Agile Scrumban – Built on the Fabric of Scrum and Kanban

Scrumban, a hybrid of Scrum and Kanban flavors of Agile, offers the best of both worlds. Scrumban ensures that a highly versatile workflow management is achieved by integrating the flexibility and visualization of Kanban into the structure of Scrum. Scrumban thus offers a middle ground to the Scrum’s structure overhaul, and Kanban’s unstructured approach – making it useful for both development and maintenance projects.

To fully understand Scrumban, let us first understand the main individual characteristics of Scrum and Kanban.


  • Small, cross-functional self-organizing teams
  • Work is split into a list of small deliverables, sorted by priority
  • Prescribed roles- Scrum Master, Product Owner, Development Team
  • Short fixed length iterations with potentially shippable code demonstrated after each iteration
  • Approach is to inspect and optimize the release plan, and update priorities
  • Retrospectives occur after each iteration

In Scrum, the work to be done for the next sprint is chosen beforehand, and the sprint is then locked till the work is done. And at the end of the sprint duration, the queue is empty.


  • Workflow Visualization through Kanban Board
  • No prescribed roles
  • Limits WIP – limits the items in process at any given time
  • Measures lead time and optimizes the process to improve the lead time

In Kanban, the work keeps flowing, and although the size of the queue is limited, the items in the queue can be changed at any time.

Scrum and Kanban: The Divide

Both these approaches have their own pros and cons, and work on different ideologies.

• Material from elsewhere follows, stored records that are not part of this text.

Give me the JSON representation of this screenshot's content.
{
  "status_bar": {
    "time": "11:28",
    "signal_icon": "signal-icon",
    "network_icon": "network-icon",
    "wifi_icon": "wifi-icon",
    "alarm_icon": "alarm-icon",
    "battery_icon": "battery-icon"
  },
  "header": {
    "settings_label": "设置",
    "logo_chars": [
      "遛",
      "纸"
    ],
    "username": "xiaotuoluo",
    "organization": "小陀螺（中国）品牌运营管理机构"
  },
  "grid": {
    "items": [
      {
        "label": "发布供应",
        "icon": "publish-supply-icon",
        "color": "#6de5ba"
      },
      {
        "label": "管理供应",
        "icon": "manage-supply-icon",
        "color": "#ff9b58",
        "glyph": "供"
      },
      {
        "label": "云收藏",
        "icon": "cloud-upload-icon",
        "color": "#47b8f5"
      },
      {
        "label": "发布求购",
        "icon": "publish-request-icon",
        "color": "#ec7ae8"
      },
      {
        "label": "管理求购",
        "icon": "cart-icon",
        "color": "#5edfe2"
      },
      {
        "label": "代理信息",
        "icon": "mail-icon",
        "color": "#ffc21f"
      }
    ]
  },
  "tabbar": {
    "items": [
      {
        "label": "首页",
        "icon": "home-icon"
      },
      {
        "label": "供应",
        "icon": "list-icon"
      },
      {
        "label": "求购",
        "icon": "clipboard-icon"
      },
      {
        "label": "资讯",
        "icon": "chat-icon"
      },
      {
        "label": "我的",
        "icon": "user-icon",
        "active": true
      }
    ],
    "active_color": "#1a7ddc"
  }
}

Whereas Scrum has a set of prescribed roles, Kanban has none. Meetings are an integral part of Scrum, while Kanban has no such requirements. Besides, unlike Scrum, Kanban does not have a fixed time limit for development.

Let us observe how Scrumban fixes this divide, and coalesces  an ingenious approach absorbing the best of both.


Introduced by Corey Ladas, Scrumban was initially developed as a method of transitioning a development team from Scrum to Kanban. However, it has evolved as a methodology on its own, combining the finest elements of both Scrum and Kanban.

Scrumban Methodology: Filling the Void

  • Scrumban makes iterations short and optional while imbibing Kanban’s approach of continuous workflow. Items are worked upon as and when they appear, with no prioritized and committed product backlog items. Prioritization on demand technique is normally used.
  • Scrumban has a definite team, but only requires roles as needed. There is no definite number, and roles are more specialized and less cross-functional than in Scrum teams. Team members are free to choose the task they like using the pull system.
  • Scrumban boards are used like Kanban for workflow visibility with the columns – ToDo, Doing, and Done. The board is persistent – only the tasks and priorities change.
  • Like Scrum, Scrumban involves daily meetings, however, embraces on-demand planning at regular intervals, rather than sticking to release-planning meeting or retrospectives at the end of the sprint like Scrum.
  • Like Kanban, Scrumban does not have a specific time constraint. Through the use of WIP limits on columns within their task board, the team limits itself. In Scrumban, a WIP limit is normally equal to the number of people in the team, but can be expanded based on work specifications.
  • Like Kanban, Scrumban relies on measuring the lead time and cycle time as the key metric to estimate the average time of completion of a specific task.
  • Feature Freeze is used in Scrumban when project deadline is near, which implies that the features the team already has for development can only be worked on, and no additional features can be added.
  • Finally, triage is critical as Scrumban does not embrace estimating. Scrumban triage enables termination of less significant features in order to complete essential features on time.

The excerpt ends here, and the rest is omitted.